The function $f(x) = x^x$ cannot be integrated in terms of elementary functions.

There is no simple answer to your question, unless you are willing to consider a series approximation, obtained by expanding the exponential as a series:

$$\int{x^xdx} = \int{e^{\ln x^x}dx} = \int{\sum_{k=0}^{\infty}\frac{x^k\ln^k x}{k!}}dx$$

Answer 3

Your mistake is in this step

\begin{align}\int e^{x^2} \,dx &= \frac {\sqrt\pi}{2} \operatorname{erfi}(x) +c\\[5pt] \implies \int e^{\sqrt {(x \ln x)}^2}\, dx &= \frac {\frac {\sqrt\pi}{2}\operatorname{erfi}\left(\sqrt{x\ln x}\right)}{\frac {d\left(\sqrt{x \ln x}\right)}{dx}} +c \end{align}

You can't just substitute $x$ by $\sqrt{x \ln x}$ in the integral.

Answer 4

The argument of Kevin is right. Presently this integral cannot be expressed in terms of a finite number of available standard functions (including elementary and special functions defined and standardized in the past).

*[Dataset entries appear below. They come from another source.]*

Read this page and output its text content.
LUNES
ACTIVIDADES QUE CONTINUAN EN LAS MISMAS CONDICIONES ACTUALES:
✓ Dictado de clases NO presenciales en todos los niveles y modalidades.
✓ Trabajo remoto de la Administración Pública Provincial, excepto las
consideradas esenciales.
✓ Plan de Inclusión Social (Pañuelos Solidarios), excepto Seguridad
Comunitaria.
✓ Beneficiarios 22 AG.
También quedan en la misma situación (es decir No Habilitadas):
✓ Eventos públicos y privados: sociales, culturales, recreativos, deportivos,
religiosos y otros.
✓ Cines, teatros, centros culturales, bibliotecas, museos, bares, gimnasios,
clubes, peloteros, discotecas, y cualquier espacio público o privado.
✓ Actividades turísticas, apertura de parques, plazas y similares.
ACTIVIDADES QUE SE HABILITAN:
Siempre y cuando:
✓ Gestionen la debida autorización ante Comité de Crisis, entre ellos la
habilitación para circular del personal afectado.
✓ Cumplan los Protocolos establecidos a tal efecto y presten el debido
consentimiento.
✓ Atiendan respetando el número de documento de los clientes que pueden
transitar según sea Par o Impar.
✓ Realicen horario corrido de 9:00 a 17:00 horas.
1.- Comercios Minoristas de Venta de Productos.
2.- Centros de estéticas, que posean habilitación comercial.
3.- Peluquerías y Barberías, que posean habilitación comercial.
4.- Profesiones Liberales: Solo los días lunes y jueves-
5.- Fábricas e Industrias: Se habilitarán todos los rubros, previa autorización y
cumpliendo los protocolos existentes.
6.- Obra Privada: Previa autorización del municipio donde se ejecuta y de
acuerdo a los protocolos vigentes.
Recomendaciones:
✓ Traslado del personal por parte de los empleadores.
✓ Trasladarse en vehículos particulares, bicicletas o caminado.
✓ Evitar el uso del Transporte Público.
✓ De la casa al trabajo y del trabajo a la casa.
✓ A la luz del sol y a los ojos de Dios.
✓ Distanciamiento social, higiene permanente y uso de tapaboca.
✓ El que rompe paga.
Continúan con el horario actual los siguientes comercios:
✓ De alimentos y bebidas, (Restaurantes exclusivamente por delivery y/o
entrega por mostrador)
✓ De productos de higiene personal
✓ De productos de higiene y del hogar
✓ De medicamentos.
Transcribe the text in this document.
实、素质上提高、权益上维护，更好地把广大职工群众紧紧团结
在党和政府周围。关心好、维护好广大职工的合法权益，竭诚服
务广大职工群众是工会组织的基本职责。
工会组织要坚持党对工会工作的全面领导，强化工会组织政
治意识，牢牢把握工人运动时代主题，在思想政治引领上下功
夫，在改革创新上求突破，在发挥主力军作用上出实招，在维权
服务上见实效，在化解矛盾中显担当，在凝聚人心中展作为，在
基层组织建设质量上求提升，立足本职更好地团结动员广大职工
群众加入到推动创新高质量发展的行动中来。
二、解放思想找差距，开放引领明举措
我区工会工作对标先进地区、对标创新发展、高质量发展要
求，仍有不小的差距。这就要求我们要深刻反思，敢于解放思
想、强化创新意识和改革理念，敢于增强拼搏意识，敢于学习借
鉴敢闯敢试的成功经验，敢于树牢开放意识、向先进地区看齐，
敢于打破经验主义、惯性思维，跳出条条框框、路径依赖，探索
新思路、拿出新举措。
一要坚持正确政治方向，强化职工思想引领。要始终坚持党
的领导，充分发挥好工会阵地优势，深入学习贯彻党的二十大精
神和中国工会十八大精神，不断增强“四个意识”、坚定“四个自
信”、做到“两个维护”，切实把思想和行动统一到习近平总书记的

But new special functions can be defined and standardized in the futur. See this paper : https://fr.scribd.com/doc/34977341/Sophomore-s-Dream-Function $$\int_0^x t^{\alpha\,t} dt=\text{Sphd}(\alpha\:;\:x)$$ Thus $$\int x^{x} dx=\text{Sphd}(1;x)+\text{constant}$$ About the common use of special functions a paper for the general public : https://fr.scribd.com/doc/14623310/Safari-on-the-country-of-the-Special-Functions-Safari-au-pays-des-fonctions-speciales

Answer 5

We know that if $F(x)$ is an antiderivative of $f(x)$, then $F\big(g(x)\big)$ is an antiderivative of $f\big(g(x)\big)g'(x)$. In your question, you seem to think that $f\big(g(x)\big)$ has an antiderivative $F\big(g(x)\big)/g'(x)$. But $$\Big(F\big(g(x)\big)/g'(x)\Big)'=f\big(g(x)\big)\underbrace{{}-F\big(g(x)\big)g''(x)/g'^2(x)}_{\text{your mistake}}.$$

Answer 6

What you write is wrong. But anyhow, just plot the integral function $$ F(t)=\log\left(\int_0^t x^x dx\right), \quad t\geq 0, $$ and you can see all the properties you are interested in. After that, you can focus on proving just those properties of $F$ you see in the graph and you are interested in. Soon, you will realize that you know about $F$ the same you know about $e^t$.